Объединенный всесокрушающий удар пятью союзными армиями – британской, двумя французскими и двумя американскими – позволит, наконец, достичь уверенного прорыва обороны немцев и развить наступление до полной победы.

Более никаких «живых волн» с винтовками на плече, косимых парой пулеметов, и захлебывающихся в грязи танков, пришло время торжества новейшей техники и взаимодействия родов войск.

И эта безумная война, наконец, закончится…

 

- Можем ли мы быть уверены, что немцы не осведомлены относительно наших планов? – уточнил премьер.

- Увы, это весьма сомнительно, - честно ответил фельдмаршал. – Они безусловно знают, что будет удар, его неизбежность продиктована самим характером противостояния. Но они почти наверняка не знают - где. Конфигурация линии фронта не позволяет определить стратегически важный участок, на который мы будем вынуждены перенести все свои усилия. Фактически, принимая во внимание наши меры по соблюдению секретности и маскировке, единственный путь для них – раскрыть наши намерения через воздушную разведку. Однако, мы должны поблагодарить Сопвича, Мартина, Хэндесайда, и наших славных авиаторов, которые закрыли небо для бошей. Они уже давно не осмеливаются на глубокую разведку.

- И все-таки, я в сомнениях, - неожиданно признался Ллойд Джордж. – Разумеется, сейчас уже поздно перекраивать образ действий, но все же… Не был ли план «глубокого прорыва» генерала Фуллера более эффективным?

- Это очень хороший план, - спокойно и без паузы ответил военный политику. – У него есть лишь один недостаток… - он на мгновение умолк, подыскивая наиболее адекватную формулировку.

Премьер вежливо приподнял бровь, ожидая ответа.

- Это прекрасный план, - повторил Хейг. – Но это план будущей войны.
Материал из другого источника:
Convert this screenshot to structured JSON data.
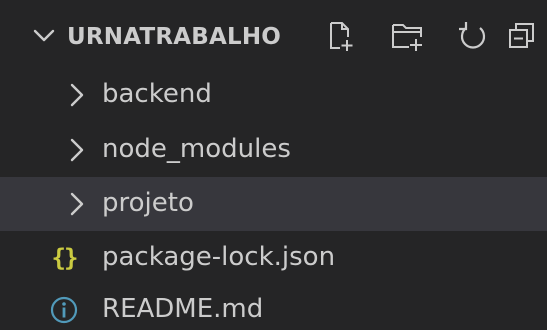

Для той же, что мы ведем сейчас, стратегия «глубокого прорыва» непосильна. У нас нет для нее достаточного количества нужной техники, автомобильного транспорта и главное – надлежащего управления. Единое командование работает гораздо лучше, чем могло бы быть, но гораздо хуже чем хотелось бы. Маршал Фош искренне считает, что каждый, кто не держит в руках «Шоша» или «Лебеля», относится к вспомогательному персоналу великой французской армии. Мистер Першинг , как и положено янки, желает победить всех в одиночку и отплатить немцам за потери минувшего года. «Глубокая» моторизованная атака по штабам захлебнется в первые же два-три дня из-за технических потерь и несогласованности действий. «Змеи» подполковника Джонсона и «кегрессы» , увы, до сих пор не оправдывают надежд. Не стоит соревноваться с немцами, играя в тактическую гениальность, следует воспользоваться нашими традиционными козырями.

- Вы все-таки верите в то, что наши батальоны по-прежнему больше немецких? – с усмешкой спросил премьер.
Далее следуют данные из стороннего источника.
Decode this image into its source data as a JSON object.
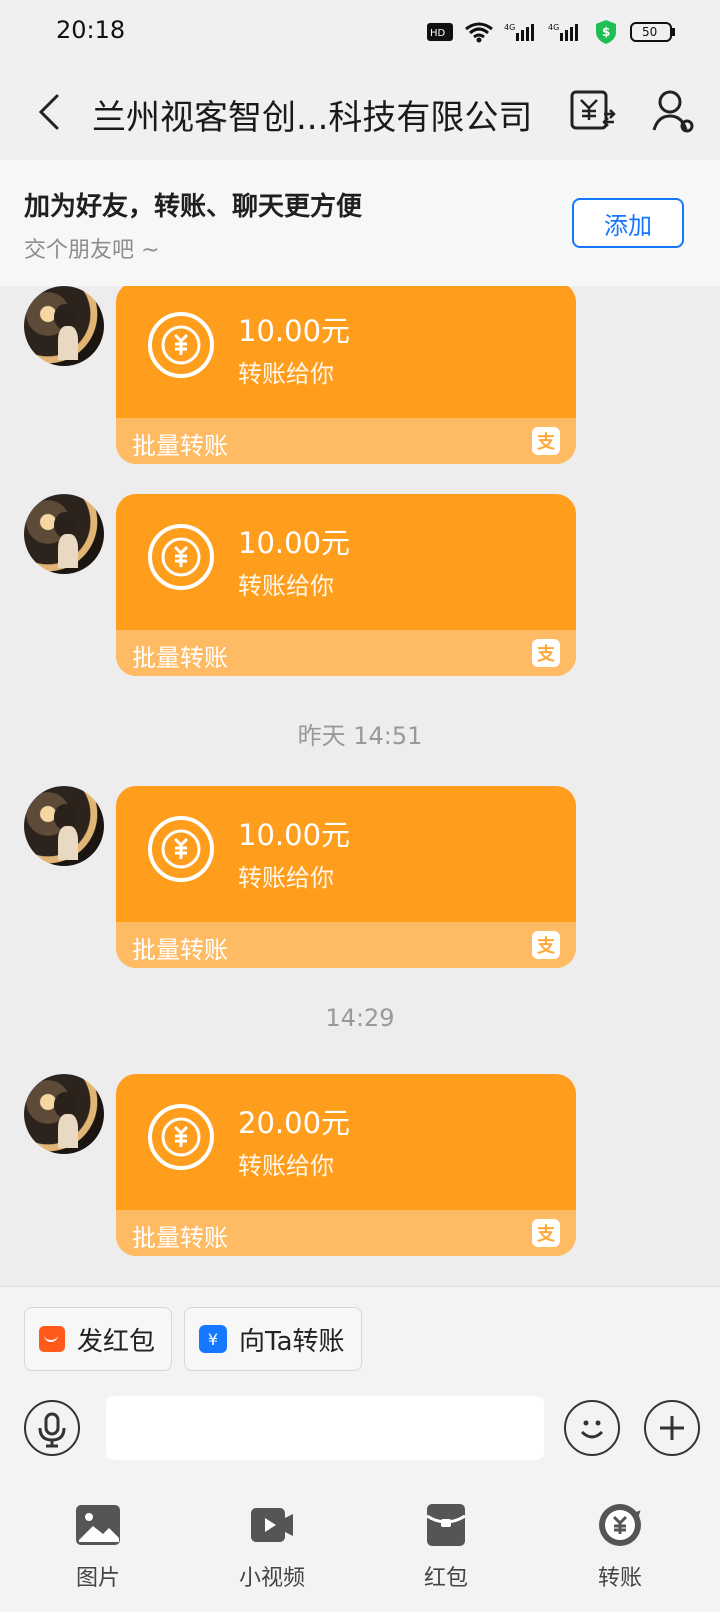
{
  "status_bar": {
    "time": "20:18",
    "icons": [
      "hd-icon",
      "wifi-icon",
      "signal-4g-icon",
      "signal-4g-icon",
      "shield-icon",
      "battery-icon"
    ],
    "battery": "50"
  },
  "header": {
    "title": "兰州视客智创...科技有限公司",
    "icons": [
      "back-icon",
      "bill-icon",
      "profile-icon"
    ]
  },
  "friend_banner": {
    "title": "加为好友，转账、聊天更方便",
    "subtitle": "交个朋友吧 ~",
    "button": "添加"
  },
  "messages": [
    {
      "amount": "10.00元",
      "desc": "转账给你",
      "footer": "批量转账",
      "icon": "alipay-icon"
    },
    {
      "amount": "10.00元",
      "desc": "转账给你",
      "footer": "批量转账",
      "icon": "alipay-icon"
    },
    {
      "divider": "昨天 14:51"
    },
    {
      "amount": "10.00元",
      "desc": "转账给你",
      "footer": "批量转账",
      "icon": "alipay-icon"
    },
    {
      "divider": "14:29"
    },
    {
      "amount": "20.00元",
      "desc": "转账给你",
      "footer": "批量转账",
      "icon": "alipay-icon"
    }
  ],
  "quick_actions": [
    {
      "label": "发红包",
      "icon": "red-envelope-icon"
    },
    {
      "label": "向Ta转账",
      "icon": "transfer-yuan-icon"
    }
  ],
  "input": {
    "placeholder": "",
    "icons": [
      "voice-icon",
      "emoji-icon",
      "plus-icon"
    ]
  },
  "bottom_tools": [
    {
      "label": "图片",
      "icon": "image-icon"
    },
    {
      "label": "小视频",
      "icon": "video-icon"
    },
    {
      "label": "红包",
      "icon": "red-packet-icon"
    },
    {
      "label": "转账",
      "icon": "transfer-icon"
    }
  ],
  "colors": {
    "accent": "#ff9d1c",
    "footer": "#ffbb64",
    "blue": "#1677ff",
    "red": "#ff5a1a"
  }
}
- Безусловно, - церемонно ответил фельдмаршал. – Позвольте вопрос, к чему этот разговор? Механизм одобрен, организован, взведен и запущен, менять что-либо поздно. Что мы, собственно, обсуждаем?

Хейг хотел было закончить напоминанием того, что в преддверии грядущей операции его время крайне ценно и никак не может тратиться на пустые разговоры ни о чем, но решил, что это было бы излишним. Впрочем, старый опытный политик Джордж отчетливо прочитал невысказанное замечание командующего в складках на его высоком лбу и сардонической улыбке под пышными усами.

Премьер присел в соседнее кресло и пригладил пышный складчатый галстук, собираясь с мыслями.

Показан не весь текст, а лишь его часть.